Meski masih berada di papan bawah global, keduanya tetap mencatat performa broadband terbaik di Indonesia. Hal ini sekaligus menunjukkan adanya konsentrasi infrastruktur yang lebih baik di kawasan urban.
Median Lebih Relevan dari Rata-Rata
Laporan Speedtest menggunakan metode median speed untuk menilai kualitas internet. Angka median adalah nilai tengah dari seluruh hasil pengujian. Dengan download median seluler Indonesia 45,01 Mbps, artinya setengah pengguna berada di bawah angka itu, setengah lainnya di atas.
Metode median dipilih karena lebih mencerminkan pengalaman nyata. Jika hanya memakai rata-rata, hasil bisa bias karena adanya data ekstrem yang tidak representatif. Median memberi gambaran realistis tentang kualitas internet sehari-hari yang benar-benar dirasakan masyarakat.
Kesenjangan Akses Masih Jadi Tantangan
Naiknya peringkat Indonesia patut diapresiasi, tetapi tidak menutup mata bahwa kesenjangan digital masih lebar. Bekasi dan Jaksel boleh menikmati kecepatan di atas 50 Mbps, tetapi di banyak daerah lain koneksi internet masih tersendat. Bahkan ada wilayah yang masih harus puas dengan jaringan 3G atau sinyal tidak stabil.
Kesenjangan ini berimbas luas. Pendidikan daring sulit berjalan maksimal, pelaku usaha digital kesulitan menjangkau pasar, dan pelayanan publik berbasis internet jadi tidak merata. Pada akhirnya, jurang kualitas koneksi bisa memperlebar ketidaksetaraan sosial dan ekonomi antarwilayah.

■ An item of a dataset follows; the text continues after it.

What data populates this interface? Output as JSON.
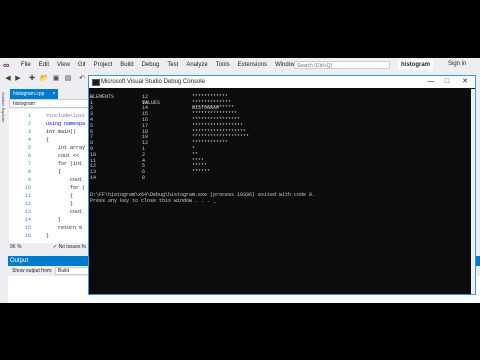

Internet Sebagai Fondasi Indonesia Emas 2045
Peningkatan kualitas internet adalah keharusan jika Indonesia ingin mencapai target Indonesia Emas 2045. Internet cepat tidak hanya memudahkan streaming film atau bermain game online, tetapi juga menopang ekonomi digital, inovasi startup, layanan fintech, hingga riset dan teknologi.
Jika pemerintah dan penyedia layanan internet mampu mempercepat pembangunan jaringan dan memperluas jangkauan hingga ke pelosok, Indonesia bisa naik lebih cepat di daftar global. Bekasi dan Jakarta Selatan memberi bukti bahwa peningkatan itu bisa dicapai. Kini tantangan terbesarnya adalah memastikan seluruh kota dan desa mendapat kualitas layanan yang sama.
Dengan langkah konsisten, bukan tidak mungkin Indonesia bisa menembus 50 besar dunia dalam 10 tahun mendatang. Perjalanan masih panjang, tetapi laporan Speedtest 2025 ini memberi titik terang bahwa arah peningkatan sudah mulai terlihat.